Conversely, with BIM, the wall elevations are linked from the model so all of the content is visible to the rest of the team and is located in one place. This method increases efficiency, ensures the work is integrated into the design, and makes it easier for the design team, constructors, and owner to review design intent on the screen without toggling between many sheets. In addition, mechanical, electrical, and technology in-wall devices can be placed more accurately during design because the model also includes furniture, casework, and other architectural details to more clearly depict elevations, device orientations, and design intent. 

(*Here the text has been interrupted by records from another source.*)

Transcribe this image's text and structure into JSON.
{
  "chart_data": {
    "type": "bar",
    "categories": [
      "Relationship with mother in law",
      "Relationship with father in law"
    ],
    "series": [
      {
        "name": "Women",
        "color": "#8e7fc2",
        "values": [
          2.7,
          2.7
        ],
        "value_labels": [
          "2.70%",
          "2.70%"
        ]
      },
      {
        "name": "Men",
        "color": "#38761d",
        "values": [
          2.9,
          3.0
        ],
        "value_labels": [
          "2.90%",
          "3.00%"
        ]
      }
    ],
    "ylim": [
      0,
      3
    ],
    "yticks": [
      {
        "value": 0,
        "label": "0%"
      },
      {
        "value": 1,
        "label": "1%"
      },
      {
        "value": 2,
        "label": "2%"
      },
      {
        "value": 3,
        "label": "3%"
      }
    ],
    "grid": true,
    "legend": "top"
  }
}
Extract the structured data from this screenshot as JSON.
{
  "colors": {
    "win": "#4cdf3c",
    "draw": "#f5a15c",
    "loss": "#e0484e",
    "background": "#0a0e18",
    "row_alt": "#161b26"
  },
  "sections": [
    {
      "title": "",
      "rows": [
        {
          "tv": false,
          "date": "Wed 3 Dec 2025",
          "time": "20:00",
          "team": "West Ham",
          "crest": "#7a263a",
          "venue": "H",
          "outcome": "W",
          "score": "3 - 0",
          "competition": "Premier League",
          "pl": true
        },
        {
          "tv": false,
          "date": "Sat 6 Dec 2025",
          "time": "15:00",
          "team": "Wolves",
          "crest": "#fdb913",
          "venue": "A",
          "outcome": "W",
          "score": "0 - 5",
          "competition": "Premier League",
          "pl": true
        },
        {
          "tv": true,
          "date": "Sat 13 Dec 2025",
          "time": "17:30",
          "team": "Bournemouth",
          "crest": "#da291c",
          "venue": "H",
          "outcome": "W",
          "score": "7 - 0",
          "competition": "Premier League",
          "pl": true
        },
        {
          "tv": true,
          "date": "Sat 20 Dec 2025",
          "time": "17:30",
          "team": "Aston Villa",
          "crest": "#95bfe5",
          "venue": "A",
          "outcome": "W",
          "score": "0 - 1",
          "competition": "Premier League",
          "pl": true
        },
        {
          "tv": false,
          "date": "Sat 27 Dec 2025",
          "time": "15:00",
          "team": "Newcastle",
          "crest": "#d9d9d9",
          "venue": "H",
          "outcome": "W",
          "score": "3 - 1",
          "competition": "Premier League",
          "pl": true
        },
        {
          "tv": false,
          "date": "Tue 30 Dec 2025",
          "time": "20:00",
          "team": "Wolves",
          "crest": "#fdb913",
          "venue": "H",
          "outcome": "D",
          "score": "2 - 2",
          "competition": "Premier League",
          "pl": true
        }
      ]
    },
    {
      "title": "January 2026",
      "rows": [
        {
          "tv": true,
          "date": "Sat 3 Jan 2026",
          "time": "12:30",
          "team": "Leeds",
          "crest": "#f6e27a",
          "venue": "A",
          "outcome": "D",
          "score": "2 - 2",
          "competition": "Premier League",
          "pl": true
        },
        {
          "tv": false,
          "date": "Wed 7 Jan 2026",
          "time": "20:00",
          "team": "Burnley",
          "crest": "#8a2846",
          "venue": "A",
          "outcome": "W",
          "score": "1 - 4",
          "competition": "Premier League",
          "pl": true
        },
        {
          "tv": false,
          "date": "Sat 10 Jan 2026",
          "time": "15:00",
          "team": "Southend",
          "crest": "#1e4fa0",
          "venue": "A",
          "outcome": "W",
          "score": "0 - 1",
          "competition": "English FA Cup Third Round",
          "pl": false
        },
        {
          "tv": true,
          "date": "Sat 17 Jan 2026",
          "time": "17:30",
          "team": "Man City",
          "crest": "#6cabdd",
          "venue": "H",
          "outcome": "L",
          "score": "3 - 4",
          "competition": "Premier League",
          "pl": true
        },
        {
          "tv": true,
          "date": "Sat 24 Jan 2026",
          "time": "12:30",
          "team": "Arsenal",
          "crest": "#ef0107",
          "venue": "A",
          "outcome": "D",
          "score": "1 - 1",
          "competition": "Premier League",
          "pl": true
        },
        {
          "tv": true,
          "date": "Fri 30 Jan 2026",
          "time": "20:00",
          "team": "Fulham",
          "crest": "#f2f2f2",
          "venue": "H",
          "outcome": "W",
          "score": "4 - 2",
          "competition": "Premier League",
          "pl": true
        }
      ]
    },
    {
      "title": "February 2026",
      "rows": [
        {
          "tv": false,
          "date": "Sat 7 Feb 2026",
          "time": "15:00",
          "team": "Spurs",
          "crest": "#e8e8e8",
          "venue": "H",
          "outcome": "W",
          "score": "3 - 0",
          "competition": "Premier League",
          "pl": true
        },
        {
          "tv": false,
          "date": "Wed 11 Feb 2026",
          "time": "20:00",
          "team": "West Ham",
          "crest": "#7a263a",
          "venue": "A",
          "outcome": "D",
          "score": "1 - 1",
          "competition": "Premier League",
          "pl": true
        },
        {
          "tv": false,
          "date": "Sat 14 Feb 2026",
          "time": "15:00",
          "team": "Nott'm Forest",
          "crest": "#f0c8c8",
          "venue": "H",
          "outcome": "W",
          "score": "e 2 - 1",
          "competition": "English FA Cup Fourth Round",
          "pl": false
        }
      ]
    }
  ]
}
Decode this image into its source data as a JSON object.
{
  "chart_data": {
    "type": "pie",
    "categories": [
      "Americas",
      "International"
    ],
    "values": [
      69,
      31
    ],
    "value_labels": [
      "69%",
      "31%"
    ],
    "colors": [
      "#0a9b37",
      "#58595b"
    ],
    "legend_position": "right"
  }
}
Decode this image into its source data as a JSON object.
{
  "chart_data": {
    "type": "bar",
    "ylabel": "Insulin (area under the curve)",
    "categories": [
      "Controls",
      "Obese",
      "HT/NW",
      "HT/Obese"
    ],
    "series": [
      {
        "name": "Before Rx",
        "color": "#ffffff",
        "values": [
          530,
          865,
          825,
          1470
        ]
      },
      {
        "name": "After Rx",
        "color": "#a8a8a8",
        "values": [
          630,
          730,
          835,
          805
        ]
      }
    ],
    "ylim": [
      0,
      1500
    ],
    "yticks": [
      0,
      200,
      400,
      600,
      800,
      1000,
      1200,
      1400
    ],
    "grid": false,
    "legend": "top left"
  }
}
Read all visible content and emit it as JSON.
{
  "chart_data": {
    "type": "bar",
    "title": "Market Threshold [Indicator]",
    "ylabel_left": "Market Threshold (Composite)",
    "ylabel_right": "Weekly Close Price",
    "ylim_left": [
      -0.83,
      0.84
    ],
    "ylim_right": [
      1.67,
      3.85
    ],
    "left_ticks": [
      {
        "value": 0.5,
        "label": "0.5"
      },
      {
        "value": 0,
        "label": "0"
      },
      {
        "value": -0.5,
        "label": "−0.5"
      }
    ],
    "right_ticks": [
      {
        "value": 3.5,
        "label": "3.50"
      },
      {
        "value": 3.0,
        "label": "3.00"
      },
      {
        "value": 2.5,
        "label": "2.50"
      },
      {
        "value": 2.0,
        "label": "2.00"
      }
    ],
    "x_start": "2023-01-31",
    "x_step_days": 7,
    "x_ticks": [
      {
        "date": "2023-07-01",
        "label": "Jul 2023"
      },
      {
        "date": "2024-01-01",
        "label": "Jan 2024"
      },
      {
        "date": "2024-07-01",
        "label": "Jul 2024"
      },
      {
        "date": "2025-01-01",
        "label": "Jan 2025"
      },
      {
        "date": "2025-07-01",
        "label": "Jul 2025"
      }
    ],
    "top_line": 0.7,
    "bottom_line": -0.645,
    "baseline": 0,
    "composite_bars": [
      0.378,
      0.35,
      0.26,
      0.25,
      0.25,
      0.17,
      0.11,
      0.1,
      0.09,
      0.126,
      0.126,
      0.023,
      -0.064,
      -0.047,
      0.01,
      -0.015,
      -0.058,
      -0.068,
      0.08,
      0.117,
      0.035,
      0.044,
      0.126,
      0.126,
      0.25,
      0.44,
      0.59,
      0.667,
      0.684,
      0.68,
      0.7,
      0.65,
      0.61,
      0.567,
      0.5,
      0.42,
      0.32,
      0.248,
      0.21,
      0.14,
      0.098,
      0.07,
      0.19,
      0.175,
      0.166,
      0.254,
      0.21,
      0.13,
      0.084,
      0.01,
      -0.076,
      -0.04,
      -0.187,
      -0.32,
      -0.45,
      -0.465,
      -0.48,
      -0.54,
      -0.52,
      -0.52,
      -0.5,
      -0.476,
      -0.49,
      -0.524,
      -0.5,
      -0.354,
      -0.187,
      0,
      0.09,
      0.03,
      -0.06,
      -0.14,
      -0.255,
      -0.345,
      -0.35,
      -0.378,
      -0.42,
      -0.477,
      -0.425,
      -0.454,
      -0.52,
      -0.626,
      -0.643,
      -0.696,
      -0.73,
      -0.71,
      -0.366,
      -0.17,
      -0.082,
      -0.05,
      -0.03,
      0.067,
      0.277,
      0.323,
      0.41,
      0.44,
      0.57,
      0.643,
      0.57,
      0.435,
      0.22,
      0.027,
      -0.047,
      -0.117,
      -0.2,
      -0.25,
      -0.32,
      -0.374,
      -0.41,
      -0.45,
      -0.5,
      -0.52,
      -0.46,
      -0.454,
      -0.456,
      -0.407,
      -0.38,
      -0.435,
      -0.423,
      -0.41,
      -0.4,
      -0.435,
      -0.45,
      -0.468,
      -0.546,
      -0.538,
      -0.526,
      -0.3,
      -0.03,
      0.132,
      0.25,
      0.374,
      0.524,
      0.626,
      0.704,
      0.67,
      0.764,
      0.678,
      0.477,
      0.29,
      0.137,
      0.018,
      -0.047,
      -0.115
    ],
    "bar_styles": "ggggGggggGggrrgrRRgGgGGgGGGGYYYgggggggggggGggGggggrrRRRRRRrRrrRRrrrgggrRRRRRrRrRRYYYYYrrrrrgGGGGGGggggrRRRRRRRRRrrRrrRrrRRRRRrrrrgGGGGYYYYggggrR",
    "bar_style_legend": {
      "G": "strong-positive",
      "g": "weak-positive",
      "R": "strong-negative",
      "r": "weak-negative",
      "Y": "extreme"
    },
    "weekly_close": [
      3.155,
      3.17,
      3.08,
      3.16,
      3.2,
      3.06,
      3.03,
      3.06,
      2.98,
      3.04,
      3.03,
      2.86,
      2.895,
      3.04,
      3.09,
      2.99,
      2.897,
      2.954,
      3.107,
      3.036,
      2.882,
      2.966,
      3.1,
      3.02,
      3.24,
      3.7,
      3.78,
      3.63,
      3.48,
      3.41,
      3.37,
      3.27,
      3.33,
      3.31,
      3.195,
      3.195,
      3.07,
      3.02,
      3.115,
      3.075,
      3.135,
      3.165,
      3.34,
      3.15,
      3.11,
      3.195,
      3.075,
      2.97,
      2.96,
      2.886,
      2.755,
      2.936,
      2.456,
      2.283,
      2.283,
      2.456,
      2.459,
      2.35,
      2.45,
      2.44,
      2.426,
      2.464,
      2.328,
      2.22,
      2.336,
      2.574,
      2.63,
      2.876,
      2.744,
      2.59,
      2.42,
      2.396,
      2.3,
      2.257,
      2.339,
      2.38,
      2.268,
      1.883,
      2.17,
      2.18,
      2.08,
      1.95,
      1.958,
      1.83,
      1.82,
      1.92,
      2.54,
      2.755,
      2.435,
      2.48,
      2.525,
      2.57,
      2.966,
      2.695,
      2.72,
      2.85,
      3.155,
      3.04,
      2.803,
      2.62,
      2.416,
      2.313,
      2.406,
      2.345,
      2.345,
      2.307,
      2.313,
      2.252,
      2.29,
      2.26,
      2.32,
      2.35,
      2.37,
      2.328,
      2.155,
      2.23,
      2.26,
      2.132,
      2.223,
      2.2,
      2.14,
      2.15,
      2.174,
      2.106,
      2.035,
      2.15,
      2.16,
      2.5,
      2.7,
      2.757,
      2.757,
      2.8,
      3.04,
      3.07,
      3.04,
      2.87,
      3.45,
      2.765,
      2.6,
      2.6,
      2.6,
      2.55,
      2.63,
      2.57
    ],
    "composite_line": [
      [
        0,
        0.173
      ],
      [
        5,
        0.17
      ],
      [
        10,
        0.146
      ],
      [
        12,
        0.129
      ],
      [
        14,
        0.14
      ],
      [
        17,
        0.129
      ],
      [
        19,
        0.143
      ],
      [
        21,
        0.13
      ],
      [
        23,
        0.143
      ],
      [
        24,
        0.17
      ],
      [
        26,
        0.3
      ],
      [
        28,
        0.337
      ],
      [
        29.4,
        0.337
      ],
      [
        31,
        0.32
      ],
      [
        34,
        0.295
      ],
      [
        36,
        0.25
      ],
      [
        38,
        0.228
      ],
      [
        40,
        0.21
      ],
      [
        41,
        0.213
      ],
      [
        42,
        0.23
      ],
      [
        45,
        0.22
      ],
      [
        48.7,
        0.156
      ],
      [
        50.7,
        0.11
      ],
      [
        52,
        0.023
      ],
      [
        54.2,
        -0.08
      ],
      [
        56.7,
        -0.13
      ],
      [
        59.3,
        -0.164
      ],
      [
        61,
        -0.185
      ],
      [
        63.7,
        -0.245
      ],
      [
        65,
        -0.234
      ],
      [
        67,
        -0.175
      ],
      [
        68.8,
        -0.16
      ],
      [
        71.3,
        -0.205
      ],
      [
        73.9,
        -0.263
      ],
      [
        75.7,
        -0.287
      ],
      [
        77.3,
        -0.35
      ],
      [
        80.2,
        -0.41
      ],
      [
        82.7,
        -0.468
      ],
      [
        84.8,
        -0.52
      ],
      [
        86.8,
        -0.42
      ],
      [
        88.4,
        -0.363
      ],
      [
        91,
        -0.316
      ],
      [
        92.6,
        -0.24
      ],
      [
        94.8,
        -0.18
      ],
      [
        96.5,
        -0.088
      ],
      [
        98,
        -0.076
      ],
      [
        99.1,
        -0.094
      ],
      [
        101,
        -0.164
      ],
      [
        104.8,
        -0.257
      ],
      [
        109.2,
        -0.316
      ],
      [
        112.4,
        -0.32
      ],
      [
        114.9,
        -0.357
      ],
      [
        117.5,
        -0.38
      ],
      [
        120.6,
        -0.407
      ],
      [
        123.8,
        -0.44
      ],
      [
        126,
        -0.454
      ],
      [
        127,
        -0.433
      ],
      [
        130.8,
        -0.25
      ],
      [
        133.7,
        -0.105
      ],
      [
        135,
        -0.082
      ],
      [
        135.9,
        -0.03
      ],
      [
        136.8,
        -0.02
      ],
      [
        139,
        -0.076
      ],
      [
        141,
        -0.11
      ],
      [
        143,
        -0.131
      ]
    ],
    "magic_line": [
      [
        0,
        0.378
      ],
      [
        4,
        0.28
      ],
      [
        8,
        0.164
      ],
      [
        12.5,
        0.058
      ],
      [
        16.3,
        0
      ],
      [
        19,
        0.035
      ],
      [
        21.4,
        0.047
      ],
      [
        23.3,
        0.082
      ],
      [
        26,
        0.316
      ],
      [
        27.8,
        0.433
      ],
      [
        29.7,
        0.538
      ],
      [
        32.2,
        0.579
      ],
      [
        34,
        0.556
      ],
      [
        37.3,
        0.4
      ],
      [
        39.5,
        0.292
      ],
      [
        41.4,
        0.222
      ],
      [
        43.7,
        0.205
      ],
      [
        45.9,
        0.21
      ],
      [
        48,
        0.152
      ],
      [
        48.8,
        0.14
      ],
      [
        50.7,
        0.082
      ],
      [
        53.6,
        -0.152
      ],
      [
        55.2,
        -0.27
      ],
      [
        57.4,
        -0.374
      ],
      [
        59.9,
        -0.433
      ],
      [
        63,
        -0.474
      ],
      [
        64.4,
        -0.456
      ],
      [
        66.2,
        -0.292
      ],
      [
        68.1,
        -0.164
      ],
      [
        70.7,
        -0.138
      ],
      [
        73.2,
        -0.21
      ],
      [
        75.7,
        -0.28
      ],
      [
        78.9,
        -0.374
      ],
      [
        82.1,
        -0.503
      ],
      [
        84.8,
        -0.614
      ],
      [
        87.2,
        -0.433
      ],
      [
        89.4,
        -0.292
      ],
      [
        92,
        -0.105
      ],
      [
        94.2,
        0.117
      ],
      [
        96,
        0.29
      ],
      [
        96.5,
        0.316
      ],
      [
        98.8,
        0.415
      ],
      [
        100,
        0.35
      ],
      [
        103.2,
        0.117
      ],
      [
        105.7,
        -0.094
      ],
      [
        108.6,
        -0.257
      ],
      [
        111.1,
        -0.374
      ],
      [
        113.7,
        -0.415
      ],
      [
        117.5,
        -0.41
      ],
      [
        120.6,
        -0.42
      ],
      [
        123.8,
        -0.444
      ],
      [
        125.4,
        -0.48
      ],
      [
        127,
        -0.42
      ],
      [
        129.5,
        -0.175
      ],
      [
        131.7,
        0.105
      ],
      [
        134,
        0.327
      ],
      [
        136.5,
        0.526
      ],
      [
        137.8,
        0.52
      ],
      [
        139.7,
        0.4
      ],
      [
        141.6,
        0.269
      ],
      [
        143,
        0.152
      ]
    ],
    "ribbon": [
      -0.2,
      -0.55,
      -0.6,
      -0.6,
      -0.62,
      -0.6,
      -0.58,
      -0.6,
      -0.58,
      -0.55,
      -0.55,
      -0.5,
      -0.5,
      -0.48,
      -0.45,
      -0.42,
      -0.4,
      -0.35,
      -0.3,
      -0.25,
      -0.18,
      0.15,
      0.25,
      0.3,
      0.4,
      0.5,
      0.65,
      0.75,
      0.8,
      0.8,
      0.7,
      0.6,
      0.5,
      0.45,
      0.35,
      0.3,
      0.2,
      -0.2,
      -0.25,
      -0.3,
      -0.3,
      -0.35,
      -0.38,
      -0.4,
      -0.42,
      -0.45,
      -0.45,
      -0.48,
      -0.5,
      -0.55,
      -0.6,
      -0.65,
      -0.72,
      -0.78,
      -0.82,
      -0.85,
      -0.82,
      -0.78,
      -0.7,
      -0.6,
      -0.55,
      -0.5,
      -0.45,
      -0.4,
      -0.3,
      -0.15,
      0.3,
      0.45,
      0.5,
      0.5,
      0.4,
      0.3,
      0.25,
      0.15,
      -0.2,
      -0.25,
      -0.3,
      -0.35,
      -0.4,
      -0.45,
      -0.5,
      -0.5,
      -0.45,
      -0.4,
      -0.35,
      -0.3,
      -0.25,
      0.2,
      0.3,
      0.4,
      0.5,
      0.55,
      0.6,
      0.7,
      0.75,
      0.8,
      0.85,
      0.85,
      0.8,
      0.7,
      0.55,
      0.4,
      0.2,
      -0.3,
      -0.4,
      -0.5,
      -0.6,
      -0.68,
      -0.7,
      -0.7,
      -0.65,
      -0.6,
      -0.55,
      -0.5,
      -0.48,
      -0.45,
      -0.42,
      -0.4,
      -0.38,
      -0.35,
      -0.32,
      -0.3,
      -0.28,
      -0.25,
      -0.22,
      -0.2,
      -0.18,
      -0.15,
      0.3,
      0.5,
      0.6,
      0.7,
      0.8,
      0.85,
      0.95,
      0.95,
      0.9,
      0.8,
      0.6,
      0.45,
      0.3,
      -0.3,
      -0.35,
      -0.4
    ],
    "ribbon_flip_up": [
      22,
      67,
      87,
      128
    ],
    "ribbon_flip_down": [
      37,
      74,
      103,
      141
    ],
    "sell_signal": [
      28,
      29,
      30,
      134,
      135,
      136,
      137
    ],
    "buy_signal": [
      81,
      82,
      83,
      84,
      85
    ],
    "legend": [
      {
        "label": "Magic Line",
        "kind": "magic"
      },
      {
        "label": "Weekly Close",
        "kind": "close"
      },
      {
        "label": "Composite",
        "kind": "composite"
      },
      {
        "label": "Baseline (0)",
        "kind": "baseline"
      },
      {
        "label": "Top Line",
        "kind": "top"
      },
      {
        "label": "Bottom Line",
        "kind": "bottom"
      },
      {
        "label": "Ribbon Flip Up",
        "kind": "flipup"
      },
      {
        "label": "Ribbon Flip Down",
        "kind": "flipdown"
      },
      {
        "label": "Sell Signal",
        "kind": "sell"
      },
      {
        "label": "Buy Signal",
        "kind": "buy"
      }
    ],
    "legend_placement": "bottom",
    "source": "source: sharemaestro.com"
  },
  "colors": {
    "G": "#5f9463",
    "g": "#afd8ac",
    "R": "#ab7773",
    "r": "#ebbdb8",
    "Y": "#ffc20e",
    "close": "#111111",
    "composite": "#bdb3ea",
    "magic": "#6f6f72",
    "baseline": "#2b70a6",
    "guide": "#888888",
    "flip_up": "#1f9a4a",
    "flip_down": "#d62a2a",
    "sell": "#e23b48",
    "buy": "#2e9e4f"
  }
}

Delivery method affects BIM

The project delivery method also can have an impact on the characteristics and intended use of BIM. The BIM deliverable may take a different form in a design-bid-build project versus a design-build project. Yet another version of the model may emerge when integrated project delivery (IPD) is used, in which all stakeholders cooperatively work through a project seeking speed to market, constructibility, and cost control—and all hold some form of contractual accountability.

Design-bid-build projects

In a design-bid-build project, disciplines design with a BIM platform, using competitively biddable construction documents that incorporate the owner's program requirements, which are developed through a series of user group meetings. The intent is to provide a design based on the project budget, potentially with milestone cost checks from a third party to verify the project is staying within the construction budget. The design of the technical components with this model is based on the judgment of the design professionals and input from the owner. This model will typically only show basic design intent and will assign the constructors the task of enhancing the base model into a coordinated and integrated delivery package for field fabrication.

Design-build projects

In a design-build project, the design team is usually assigned to work under a construction manager. Within this deliverable, the owner, constructors, and design team are all active design participants during the construction document process. Owner user group meetings still occur during the design development, but with this deliverable model, the constructors can provide real-time feedback about decisions that can cause construction budget issues. Options can be presented to maintain design intent, but they might use different materials or means and methods to maintain the project budget. Therefore, the model's specifications are collaboratively modified to reflect the changes and maintain model integration. With this model, major construction subcontractors are brought in early so the bidding time is reduced and the owner can make the decisions to proceed faster, which can save several weeks in the bidding and construction period.

IPD projects

Figure 2: This drawing shows the start of a structural model with HVAC shafts and major equipment locations. Courtesy: IMEGAn IPD project is similar to the design-build process except that a construction budget is set at the beginning and is contractually binding. All parties have a financial stake in the project's success, from the construction budget to the construction time frame. As this BIM deliverable has financial incentives as well as penalties, it promotes cooperation and collaboration from all parties to provide a design that is integrated, at or under budget, and able to forecast unforeseen circumstances that often slow down construction.

Regardless of the project delivery method, architects, engineers, and specialty consultants can optimize their ability to efficiently meet the project goals by working within a shared and mutually understood BIM. Being able to share these models frequently or in real time enhances integration and communication, allowing the design team to correct their course early instead of later in design or during construction.